During evaluation of risk factors associated with treatment response we have found that, demographic characteristics have no significantly correlation with treatment response. Forman et al. in the study evaluated the effect of age on angioplasty treatment response, they did not find any correlation between age and angioplasty success rate (
Forman et al., 1992). Some other study were also reported similar results (
Kassaian et al., 2013). In terms of clinical characteristics of patients we have found that hyperlipidemia is associated with better treatment response, this finding was in line with previous study (
Kassaian et al., 2013). Exist scientific evidences did not support this result. Based on that, hyperlipidemia could decreases the angioplasty success rate thorough decreasing the endothelium-dependent vasomotor response (
Forman et al., 1992). More studies needed to find out the distinct effect of hyperlipidemia on the PTA outcome.
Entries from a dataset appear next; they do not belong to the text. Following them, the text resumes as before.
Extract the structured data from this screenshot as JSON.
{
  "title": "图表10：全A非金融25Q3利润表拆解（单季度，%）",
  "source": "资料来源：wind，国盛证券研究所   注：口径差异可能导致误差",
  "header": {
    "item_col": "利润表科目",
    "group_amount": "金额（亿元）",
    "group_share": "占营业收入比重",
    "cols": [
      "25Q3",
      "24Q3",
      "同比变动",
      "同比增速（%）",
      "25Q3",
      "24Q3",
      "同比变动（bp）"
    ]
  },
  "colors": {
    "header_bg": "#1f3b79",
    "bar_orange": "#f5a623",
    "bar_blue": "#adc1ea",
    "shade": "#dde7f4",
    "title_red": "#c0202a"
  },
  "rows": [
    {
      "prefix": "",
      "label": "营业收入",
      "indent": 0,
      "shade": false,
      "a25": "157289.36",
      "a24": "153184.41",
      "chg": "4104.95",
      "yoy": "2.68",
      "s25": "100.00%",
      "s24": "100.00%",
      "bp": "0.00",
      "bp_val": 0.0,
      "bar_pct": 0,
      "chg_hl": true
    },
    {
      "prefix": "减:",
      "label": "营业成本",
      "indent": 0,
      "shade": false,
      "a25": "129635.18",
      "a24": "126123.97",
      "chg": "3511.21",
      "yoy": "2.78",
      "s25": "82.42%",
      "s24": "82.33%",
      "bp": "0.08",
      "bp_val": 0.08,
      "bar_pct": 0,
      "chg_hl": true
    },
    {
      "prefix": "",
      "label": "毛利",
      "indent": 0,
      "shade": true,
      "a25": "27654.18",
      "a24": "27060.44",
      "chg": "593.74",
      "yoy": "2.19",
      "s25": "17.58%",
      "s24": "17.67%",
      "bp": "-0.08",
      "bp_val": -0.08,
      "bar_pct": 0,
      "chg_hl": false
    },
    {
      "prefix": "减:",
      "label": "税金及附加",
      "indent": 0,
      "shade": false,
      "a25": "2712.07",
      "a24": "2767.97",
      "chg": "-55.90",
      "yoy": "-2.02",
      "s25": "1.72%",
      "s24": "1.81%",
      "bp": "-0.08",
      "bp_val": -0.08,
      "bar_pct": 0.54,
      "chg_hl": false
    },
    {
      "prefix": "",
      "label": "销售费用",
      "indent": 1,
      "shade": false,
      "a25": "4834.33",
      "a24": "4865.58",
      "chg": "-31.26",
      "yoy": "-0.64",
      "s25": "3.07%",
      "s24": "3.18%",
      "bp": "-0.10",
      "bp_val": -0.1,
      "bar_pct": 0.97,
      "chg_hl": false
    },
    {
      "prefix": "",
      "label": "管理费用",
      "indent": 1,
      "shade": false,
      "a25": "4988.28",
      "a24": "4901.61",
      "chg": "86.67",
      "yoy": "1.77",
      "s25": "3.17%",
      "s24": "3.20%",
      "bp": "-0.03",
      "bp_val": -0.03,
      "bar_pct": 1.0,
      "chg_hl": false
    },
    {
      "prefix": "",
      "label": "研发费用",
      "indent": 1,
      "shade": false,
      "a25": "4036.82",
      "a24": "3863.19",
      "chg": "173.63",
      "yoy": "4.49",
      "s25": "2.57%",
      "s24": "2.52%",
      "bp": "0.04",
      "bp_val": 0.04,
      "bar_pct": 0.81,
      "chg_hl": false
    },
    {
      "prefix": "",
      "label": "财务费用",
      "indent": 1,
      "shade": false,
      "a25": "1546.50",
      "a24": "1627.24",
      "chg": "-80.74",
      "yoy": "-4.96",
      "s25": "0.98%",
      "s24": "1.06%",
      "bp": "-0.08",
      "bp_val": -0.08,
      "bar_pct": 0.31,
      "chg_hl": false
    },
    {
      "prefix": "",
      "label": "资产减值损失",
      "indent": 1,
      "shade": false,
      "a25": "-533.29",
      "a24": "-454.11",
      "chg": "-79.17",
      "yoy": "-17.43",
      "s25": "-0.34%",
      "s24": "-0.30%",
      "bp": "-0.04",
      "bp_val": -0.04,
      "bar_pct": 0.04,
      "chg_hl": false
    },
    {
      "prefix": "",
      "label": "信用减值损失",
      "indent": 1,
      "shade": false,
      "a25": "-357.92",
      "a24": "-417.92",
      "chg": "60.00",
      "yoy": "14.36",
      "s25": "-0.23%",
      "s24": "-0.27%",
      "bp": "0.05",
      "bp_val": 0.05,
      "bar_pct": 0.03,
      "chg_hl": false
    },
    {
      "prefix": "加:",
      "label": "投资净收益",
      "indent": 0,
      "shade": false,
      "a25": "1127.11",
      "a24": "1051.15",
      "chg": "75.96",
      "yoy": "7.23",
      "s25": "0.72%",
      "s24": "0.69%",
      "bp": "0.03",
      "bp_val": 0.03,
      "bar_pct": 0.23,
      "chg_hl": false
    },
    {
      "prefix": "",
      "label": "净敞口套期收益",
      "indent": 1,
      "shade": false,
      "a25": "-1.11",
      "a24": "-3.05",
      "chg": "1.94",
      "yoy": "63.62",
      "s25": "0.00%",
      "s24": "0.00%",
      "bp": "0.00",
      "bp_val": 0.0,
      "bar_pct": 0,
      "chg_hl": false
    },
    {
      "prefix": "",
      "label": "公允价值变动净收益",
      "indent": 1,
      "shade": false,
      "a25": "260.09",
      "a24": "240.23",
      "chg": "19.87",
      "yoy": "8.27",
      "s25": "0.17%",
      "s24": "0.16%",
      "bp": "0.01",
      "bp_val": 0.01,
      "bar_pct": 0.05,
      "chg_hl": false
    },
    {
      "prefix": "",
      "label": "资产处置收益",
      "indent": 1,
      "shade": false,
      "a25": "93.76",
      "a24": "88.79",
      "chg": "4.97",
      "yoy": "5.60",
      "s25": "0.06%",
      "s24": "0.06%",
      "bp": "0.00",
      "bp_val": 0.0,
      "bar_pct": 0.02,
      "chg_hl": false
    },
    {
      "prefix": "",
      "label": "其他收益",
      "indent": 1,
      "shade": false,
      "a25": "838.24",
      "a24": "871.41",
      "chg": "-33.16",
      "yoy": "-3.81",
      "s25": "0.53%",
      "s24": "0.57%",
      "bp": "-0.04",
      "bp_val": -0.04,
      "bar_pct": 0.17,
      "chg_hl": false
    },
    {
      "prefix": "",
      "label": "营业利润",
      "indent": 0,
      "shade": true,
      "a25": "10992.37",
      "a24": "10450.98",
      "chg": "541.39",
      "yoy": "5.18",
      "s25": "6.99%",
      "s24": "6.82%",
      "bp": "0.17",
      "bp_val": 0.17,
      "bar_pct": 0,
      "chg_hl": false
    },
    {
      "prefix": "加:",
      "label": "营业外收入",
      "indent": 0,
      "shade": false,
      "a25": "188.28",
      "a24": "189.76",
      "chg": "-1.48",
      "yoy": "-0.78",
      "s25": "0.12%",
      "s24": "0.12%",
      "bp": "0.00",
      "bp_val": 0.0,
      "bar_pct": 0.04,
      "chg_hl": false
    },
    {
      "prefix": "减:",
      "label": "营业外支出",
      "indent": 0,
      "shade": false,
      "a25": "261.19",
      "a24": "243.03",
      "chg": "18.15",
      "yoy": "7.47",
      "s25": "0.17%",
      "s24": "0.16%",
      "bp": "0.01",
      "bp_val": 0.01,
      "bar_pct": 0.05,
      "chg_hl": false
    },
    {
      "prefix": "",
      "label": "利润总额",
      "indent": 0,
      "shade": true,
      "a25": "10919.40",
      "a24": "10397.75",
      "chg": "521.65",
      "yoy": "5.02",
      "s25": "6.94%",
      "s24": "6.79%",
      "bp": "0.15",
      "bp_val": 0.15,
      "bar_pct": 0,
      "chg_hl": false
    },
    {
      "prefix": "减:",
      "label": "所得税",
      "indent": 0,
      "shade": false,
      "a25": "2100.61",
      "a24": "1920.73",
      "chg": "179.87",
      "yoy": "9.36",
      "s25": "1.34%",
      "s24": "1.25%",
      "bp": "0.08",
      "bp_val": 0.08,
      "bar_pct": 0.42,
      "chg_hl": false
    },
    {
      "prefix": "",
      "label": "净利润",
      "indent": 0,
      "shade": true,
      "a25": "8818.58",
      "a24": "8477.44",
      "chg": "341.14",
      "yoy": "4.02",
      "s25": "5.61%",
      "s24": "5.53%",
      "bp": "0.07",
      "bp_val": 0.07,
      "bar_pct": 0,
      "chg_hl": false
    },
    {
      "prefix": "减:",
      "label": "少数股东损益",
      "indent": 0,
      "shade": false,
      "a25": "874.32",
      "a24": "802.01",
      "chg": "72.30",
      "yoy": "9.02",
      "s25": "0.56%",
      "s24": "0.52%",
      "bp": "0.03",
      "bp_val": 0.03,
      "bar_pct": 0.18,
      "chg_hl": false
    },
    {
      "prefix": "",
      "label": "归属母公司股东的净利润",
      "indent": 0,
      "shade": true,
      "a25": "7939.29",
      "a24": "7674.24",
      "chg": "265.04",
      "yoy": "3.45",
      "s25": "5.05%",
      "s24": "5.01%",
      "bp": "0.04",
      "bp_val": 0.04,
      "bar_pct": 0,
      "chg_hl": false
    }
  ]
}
The thrombotic events are the major causes of dead in our study. Although these events could be associated with angioplasty procedure, it has also must be considered that so many studies reported that CLI represented as a marker for predicting cardiovascular disease and generalized atherosclerosis (
Gottsäter, 2006). Moreover, recently a study compared the cardiovascular events in CLI patients under treatment either Bypass or angioplasty and showed non-significantly differences between the groups (
Flu et al., 2009). Three patients were also died due to GI bleeding. It has been thought it caused by anti-platelet overdose.
Conclusion
Our findings in line with previous studies showed that PTA could be effectively used in management of diabetic patients with CLI. Moreover, the adverse events of the treatment were relatively low.
Study limitations
The monthly evaluation of patients did not registered to determine pattern of changing the patients’ clinical features. Moreover the date of admission and adverse events occurrence did not registered to perform survival analysis.